Menjadi role model adalah kulitas pendidik yang wajib dimiliki oleh setiap guru. Kulitas ini telah diajarkan oleh Nabi Muhammad sebagai metode pengajarannya. "Dalam pendidikan, Nabi Muhammad SAW menggunakan berbagai cara yang membantu pemahaman. Beliau sering menggambar saat menjelaskan, mengulang apa yang disampaikan, meminta yang mendengar menuliskan pemahamannya. Salah satu pengalaman belajar paling mengesankan bagi banyak sahabat adalah bagaimana beliau selalu memberikan contoh dan analogi sembari menerangkan." (Najeela Shihab, 2017). Bukan hanya itu, akhlak mulia Baginda dalam berinteraksi dengan sahabatnya adalah contoh nyata yang harus selalu ditiru oleh semua guru.
The visionary
Guru harus mampu mempunyai visi yang jauh ke depan. Pendidik harus memahami tujuan ke mana peserta didik akan diarahkan. Apa output dan outcome yang diharapkan dari lulusan. Tujuan ini harus jelas, serta dapat dipahami bersama-sama serta diputuskan bersama-sama pula. Ketika tujuan dibuat secara terukur dan jelas, maka akan mudah dalam mencapai hasil akhir. Sebagaimana Baginda berpesan dalam hadis pertama kumpulan hadis arbain: Sesungguhnya amal itu hanyalah beserta niat, dan setiap manusia mendapatkan sesuai dengan apa-apa yang diniatkannya. Seorang pendidik hendaknya selalu memperbarui niat dan tujuannya dalam mengajar. Karena ilmu pengetahuan berkembang, maka tujuan pendidikan harus selalu disesuakan dengna perkembangan zaman.
The leader
Pemimpin yang baik adalah yang mampu melahirkan pemimpin baru. Begitu pula seorang guru dituntut dapat menyelipkan motivasi kepemimpinan agar peserta didik dapat terinspirasi untuk menjadi pemimpin yang mampu memberikan perubahan positif pada lingkungan tempat ia berada.
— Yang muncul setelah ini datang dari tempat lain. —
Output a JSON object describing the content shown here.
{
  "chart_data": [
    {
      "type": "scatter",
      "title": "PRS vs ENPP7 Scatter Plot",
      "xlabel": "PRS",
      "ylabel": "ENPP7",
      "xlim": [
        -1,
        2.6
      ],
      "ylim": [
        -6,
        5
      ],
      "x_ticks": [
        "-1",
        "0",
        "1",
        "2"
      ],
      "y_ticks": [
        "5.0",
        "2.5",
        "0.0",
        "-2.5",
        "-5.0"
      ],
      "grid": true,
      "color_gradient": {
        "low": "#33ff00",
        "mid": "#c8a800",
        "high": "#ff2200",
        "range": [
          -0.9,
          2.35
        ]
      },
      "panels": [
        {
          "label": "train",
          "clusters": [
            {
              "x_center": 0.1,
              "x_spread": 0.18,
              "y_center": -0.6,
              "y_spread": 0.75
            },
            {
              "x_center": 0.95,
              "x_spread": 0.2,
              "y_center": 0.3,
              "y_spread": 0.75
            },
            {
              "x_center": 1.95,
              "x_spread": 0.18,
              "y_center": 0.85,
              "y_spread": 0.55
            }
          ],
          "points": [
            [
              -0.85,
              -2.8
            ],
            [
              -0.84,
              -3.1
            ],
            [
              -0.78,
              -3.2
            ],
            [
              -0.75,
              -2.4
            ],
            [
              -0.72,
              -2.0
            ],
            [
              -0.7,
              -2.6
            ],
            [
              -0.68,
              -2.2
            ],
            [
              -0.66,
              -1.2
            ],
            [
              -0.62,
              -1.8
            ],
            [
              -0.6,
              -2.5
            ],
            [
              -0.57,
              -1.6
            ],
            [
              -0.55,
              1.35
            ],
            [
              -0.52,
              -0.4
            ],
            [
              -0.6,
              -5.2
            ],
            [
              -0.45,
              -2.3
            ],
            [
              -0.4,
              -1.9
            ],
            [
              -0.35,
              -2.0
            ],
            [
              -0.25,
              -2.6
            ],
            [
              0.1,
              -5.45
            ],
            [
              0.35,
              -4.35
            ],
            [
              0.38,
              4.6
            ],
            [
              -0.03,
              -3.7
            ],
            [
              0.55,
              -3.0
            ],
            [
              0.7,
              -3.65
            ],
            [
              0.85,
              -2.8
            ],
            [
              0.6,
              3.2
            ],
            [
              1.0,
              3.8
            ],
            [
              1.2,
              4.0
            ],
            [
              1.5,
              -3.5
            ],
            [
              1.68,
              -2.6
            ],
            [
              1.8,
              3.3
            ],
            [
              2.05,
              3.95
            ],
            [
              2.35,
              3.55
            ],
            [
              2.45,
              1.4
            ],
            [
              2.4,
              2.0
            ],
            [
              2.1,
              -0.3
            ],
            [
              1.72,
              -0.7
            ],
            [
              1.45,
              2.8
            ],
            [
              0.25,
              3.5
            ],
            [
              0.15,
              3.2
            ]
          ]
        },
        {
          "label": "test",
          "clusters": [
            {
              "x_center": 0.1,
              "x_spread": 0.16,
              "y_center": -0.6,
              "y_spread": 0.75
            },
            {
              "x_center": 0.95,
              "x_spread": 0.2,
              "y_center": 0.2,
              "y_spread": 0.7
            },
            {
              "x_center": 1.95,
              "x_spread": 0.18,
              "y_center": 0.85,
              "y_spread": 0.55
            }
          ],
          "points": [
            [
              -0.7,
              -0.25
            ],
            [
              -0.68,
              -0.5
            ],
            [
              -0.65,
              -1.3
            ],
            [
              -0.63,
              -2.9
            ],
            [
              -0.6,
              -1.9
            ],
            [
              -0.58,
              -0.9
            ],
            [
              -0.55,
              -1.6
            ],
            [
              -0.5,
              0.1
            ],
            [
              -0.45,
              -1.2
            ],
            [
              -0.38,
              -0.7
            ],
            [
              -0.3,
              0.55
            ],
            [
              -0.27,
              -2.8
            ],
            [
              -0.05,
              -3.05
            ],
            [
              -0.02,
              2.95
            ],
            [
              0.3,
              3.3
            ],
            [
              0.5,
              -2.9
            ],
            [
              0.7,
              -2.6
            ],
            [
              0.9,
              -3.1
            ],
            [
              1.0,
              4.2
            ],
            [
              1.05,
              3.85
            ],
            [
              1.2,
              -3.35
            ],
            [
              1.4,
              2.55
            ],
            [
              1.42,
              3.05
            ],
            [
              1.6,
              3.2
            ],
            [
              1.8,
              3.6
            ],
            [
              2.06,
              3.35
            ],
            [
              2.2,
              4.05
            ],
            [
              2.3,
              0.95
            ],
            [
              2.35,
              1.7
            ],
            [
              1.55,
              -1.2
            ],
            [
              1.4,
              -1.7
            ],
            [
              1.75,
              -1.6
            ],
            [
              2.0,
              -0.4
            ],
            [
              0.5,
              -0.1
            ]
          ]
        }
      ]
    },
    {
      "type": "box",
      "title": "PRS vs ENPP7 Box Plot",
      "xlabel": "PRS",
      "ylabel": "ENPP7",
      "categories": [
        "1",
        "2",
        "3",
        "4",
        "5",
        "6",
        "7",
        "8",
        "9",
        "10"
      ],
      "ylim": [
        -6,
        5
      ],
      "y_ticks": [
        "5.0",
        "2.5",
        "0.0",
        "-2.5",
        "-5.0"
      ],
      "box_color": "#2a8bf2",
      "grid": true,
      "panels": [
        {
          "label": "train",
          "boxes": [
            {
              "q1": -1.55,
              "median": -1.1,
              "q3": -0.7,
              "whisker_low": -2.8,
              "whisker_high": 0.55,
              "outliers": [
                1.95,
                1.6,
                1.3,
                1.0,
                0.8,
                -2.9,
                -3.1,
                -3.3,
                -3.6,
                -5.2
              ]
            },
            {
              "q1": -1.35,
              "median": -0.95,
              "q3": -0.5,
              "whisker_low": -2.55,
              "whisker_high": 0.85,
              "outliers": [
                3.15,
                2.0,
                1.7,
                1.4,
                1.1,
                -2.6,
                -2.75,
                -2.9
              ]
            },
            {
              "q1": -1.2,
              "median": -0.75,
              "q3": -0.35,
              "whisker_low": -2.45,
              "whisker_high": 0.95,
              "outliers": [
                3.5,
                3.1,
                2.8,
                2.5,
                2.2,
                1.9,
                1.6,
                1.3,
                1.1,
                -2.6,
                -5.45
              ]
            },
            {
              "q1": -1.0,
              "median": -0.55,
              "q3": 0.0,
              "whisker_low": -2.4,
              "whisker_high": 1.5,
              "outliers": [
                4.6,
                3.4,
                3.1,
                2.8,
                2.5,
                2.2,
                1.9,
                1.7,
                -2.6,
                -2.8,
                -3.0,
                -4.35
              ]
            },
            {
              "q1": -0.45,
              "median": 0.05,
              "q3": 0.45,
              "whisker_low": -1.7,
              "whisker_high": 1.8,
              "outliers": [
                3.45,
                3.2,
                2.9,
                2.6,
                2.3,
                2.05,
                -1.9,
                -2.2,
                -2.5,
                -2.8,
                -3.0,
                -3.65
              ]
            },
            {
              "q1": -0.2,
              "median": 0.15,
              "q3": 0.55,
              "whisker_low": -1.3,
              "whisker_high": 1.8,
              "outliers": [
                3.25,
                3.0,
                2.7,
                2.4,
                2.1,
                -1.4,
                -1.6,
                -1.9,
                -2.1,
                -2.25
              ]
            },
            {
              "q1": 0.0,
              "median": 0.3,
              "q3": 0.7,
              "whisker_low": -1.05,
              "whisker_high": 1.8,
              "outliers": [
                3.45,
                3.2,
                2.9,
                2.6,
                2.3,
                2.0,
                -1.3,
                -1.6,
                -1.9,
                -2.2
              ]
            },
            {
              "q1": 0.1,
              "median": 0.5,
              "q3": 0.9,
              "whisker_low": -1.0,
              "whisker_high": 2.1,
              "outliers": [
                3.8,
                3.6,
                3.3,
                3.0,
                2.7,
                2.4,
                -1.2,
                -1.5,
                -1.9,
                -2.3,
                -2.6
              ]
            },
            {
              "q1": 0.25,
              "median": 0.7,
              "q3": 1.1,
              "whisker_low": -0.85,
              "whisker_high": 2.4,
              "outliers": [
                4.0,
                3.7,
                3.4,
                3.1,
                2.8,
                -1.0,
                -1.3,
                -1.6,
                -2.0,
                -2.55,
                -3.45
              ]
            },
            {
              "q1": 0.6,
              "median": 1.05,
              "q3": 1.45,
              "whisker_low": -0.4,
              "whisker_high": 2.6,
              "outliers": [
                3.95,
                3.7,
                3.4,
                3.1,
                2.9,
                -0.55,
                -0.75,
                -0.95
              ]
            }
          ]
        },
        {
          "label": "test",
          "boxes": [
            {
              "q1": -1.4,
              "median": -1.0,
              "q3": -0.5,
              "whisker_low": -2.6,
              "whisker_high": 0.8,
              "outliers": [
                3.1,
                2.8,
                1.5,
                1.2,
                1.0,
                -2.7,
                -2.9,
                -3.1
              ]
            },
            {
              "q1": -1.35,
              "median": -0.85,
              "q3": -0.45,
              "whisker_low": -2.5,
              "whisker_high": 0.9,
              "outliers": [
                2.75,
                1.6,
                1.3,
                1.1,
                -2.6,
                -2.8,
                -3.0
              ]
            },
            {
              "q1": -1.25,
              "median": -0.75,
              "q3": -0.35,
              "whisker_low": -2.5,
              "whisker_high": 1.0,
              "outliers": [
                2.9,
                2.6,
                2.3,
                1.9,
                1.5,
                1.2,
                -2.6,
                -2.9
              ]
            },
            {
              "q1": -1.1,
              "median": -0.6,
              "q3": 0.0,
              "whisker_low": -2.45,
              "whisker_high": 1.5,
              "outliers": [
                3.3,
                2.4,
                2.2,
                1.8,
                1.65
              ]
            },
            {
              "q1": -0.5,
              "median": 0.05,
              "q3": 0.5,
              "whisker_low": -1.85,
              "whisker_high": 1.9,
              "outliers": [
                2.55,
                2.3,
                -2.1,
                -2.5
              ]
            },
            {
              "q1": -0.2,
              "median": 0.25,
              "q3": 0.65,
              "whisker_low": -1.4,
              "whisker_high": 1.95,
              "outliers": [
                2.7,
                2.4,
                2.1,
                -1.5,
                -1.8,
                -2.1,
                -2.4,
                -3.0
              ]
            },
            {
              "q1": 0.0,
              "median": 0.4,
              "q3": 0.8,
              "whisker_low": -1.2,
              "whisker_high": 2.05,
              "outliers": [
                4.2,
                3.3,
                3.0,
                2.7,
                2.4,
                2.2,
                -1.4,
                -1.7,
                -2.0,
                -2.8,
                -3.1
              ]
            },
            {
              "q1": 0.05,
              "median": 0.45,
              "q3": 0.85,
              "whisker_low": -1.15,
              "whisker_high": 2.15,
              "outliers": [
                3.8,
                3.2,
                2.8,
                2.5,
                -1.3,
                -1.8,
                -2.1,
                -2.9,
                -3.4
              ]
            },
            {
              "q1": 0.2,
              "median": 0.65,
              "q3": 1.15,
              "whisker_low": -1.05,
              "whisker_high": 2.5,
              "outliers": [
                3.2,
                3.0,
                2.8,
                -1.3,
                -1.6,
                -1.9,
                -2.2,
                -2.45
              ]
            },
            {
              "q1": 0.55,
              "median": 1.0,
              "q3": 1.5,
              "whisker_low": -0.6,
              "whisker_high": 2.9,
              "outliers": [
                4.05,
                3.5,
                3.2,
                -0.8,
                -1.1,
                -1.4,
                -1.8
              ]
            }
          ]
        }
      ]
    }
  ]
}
Itulah yang dicontohkan oleh Nabi, ia berhasil merubah sosok Bilal Bin Rabbah salah satu murid baginda nabi, yang menjadi korban diskriminasi. Namun Baginda Rasul tak pernah membedakan muridnya dari warna kulit, tak pernah mendedakan muridnya berdasarkan tingkat kecerdasan. Perlakuaan yang sama inilah yang nantinya merubah Bilal Bin Rabbah, dari seorang budak menjadi seorang Gubernur di Damaskus. Inilah kualitas yang harus kita miliki, kualitas yang mampu melahirkan pemimpin jujur. Pemimpin yang kita dambakan di negeri kita tercinta.
The collaborator
Mampu bekerja dalam teamwork adalah kulitas lulusan yang sangat dibutuhkan pada era indisutri 4.0 dan 5.0. Karena menurut the Institute for the Future, 85% pekerjaan yang akan dikerjakan oleh siswa saat ini pada tahun 2030 belum ada. Artinya, pada tahun 2030 akan ada 85% pekerjaan baru yang benar-benar tidak pernah kita fikirkan sebelumnya. Pekerjaan ini akan membutuhkan kerjasama yang tidak mengenal batas wilayah, batas bahasa, dan batas suku bangsa. Kerjasama ini hanya mengenal kualitas kolaborasi yang sejak dahulu nabi Muhammad pernah ajarkan.
Nabi Muhammad selalu menekankan kepada muridnya agar saling tolong menolong dalam kebaikan. Yang terpenting dalam pendidikan, nabi Muhammad tidak mengajarkan kompetisi dan persaingan (Shihab, 2017). Namun nabi mengajarkan untuk belajar bersama lewat dikusi dan musyawarah. Juga, Beliau mengajarkan untuk berempati dan saling menguatkan kepada setiap teman (Shihab, 2017).
The risk-taker
Berani mengambil resiko di sini lebih diarahkan pada risk management. Dengan kata lain segala sesuatu yang dikerjakan akan mempunyai konsekuensi/resiko di dalamnya. Oleh karenan itu, seorang pengajar harus mampu menularkan kepada siswa untuk dapat mengkalkulasi setiap hal yang dikerjakan. Dalam kata lain, guru harus mampu menularkan bahwa segala sesuatu akan ada konsekuensinya: baik itu konsekuensi positif dan negatif. Oleh karenanya, setiapa individu harus berani bertanggungjawab pada setiap yang dikerjakan/diputuskan. Nabi Muhammad sangat ahli dalam manejemen resiko.